La Plume parcourt le Net

De Leonarda à Lucette : Hollande ou le président BFM – Par Maxime Tandonnnet

2 novembre 20150
De Leonarda à Lucette : Hollande ou le président BFM – Par Maxime Tandonnnet 5.00/5 3 votes

Publié le : 02 novembre 2015

Source : lefigaro.fr

La mise en scène de la visite du président Hollande chez Lucette Brochet, infirmière retraitée de 69 ans, jeudi dernier à Vandoeuvre-les-Nancy, donne le sentiment qu’un nouveau palier a été franchi dans la désintégration de la vie politique française.
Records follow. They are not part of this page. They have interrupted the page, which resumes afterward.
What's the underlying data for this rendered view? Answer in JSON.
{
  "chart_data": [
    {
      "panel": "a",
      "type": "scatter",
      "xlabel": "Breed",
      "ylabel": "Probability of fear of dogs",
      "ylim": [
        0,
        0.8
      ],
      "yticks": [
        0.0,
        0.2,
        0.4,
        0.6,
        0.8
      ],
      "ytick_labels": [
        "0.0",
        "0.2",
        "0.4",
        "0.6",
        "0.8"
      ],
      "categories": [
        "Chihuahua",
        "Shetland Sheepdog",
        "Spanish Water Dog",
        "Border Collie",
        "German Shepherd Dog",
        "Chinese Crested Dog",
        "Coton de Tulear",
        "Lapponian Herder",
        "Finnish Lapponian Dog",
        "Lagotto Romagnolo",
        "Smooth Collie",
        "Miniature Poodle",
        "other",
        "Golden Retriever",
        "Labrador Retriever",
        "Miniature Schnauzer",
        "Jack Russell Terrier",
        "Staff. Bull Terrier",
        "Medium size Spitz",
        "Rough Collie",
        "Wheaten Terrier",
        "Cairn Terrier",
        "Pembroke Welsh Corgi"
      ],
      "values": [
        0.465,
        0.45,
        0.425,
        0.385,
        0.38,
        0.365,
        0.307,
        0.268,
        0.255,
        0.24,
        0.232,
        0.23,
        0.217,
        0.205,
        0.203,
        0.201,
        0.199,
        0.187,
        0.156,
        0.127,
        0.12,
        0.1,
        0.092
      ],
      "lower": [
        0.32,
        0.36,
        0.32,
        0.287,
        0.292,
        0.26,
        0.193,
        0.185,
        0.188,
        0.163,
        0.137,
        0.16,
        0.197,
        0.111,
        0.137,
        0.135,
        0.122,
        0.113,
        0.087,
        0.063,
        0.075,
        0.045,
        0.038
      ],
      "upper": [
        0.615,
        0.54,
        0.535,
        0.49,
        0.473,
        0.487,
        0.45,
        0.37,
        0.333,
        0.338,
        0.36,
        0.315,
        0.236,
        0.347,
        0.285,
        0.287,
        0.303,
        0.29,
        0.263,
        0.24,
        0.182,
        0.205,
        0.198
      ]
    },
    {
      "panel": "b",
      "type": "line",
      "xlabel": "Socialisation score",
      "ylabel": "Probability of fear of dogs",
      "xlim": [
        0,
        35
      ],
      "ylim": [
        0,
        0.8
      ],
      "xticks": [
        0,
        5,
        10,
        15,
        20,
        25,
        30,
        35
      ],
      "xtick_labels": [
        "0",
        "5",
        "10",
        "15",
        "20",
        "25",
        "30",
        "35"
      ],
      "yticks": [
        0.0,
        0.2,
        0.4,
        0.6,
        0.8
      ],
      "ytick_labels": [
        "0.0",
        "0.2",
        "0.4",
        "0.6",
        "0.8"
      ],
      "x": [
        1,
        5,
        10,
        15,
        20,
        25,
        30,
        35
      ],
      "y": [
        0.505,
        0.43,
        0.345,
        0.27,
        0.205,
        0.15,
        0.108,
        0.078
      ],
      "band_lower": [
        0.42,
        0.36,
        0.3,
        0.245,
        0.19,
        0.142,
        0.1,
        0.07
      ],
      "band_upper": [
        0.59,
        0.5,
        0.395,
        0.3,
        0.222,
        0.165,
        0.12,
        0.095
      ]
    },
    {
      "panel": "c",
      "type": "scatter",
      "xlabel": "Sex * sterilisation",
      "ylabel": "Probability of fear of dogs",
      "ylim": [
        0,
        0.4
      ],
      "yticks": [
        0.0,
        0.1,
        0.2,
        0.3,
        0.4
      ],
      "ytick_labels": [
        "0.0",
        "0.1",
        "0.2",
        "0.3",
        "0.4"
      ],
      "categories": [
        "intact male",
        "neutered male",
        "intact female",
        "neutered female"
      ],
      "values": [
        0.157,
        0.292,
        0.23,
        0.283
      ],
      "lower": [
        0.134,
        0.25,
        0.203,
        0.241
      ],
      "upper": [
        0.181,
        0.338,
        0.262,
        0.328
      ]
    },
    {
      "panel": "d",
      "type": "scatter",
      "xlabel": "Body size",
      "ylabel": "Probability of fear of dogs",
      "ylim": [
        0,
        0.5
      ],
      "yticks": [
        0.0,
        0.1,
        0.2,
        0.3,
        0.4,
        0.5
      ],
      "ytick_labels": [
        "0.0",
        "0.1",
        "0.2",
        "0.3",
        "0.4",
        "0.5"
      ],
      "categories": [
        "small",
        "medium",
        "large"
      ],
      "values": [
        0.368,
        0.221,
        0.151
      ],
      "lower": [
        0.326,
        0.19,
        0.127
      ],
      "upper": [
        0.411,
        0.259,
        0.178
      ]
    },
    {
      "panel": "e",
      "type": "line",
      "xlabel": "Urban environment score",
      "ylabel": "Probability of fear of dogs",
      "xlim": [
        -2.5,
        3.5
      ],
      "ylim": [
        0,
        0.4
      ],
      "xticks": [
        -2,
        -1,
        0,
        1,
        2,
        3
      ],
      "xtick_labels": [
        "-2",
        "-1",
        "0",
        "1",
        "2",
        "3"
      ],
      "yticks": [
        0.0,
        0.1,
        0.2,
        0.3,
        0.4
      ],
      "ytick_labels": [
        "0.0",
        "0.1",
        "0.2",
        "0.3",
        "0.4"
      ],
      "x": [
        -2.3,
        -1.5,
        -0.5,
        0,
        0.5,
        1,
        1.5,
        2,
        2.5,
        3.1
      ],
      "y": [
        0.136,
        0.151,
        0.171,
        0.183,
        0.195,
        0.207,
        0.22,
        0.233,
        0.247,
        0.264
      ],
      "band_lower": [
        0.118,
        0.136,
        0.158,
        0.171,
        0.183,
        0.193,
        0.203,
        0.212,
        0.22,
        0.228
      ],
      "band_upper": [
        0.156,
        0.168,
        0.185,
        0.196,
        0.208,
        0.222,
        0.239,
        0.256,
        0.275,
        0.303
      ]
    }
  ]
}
Médiatisé, présenté comme spontané, cet épisode avait été minutieusement concocté, jusque dans les moindres détails, par les responsables de la communication du chef de l’Etat, comme l’a révélé BFM. Il a été comparé aux dîners chez les Français du président Valéry Giscard d’Estaing. L’analogie ne tient pas la route: l’ex-chef de l’Etat dans les années 1974-1981 avait annoncé à l’avance cette initiative controversée qui était dépourvue de toute manipulation. Le scénario de Vandœuvre-les-Nancy rappelle plutôt le montage raté d’Edouard Balladur pendant la campagne présidentielle de 1995, qui avait simulé de A à Z une panne de voiture et un recours à l’autostop pour tenter de donner une image de proximité du peuple. Cependant, il n’était alors que candidat, et non chef de l’Etat en fonction. Ce geste ressenti comme hypocrite avait miné la suite de sa campagne et sans doute contribué à son échec.

L’opération de Vandœuvre-les-Nancy fait apparaître la politique française comme un champ de ruine. La politique au sens noble du terme, le gouvernement de la cité, semble en voie de décomposition accélérée. Les responsables politiques dans leur ensemble paraissent avoir totalement renoncé à agir sur le monde réel, et s’être détourné de toute notion du bien commun. Ils donnent le sentiment d’une fuite éperdue dans la communication sous toutes ses formes : postures, annonces, petites phrases, polémiques stériles, scandales. Gouverner n’est plus choisir, comme le disait Pierre Mendès-France en 1954. Désormais, gouverner, c’est frimer. L’opposition ne semble pas mieux se porter, ivre de ses ambitions personnelles, incapable de faire abstraction de ses conflits de narcissisme pour se pencher sur l’avenir du pays. La vie politique française, à l’approche d’une période électorale intense, apparaît comme une simple course à la conquête ou à la préservation des privilèges matériels ou de vanités qui s’attachent aux mandats et aux fonctions.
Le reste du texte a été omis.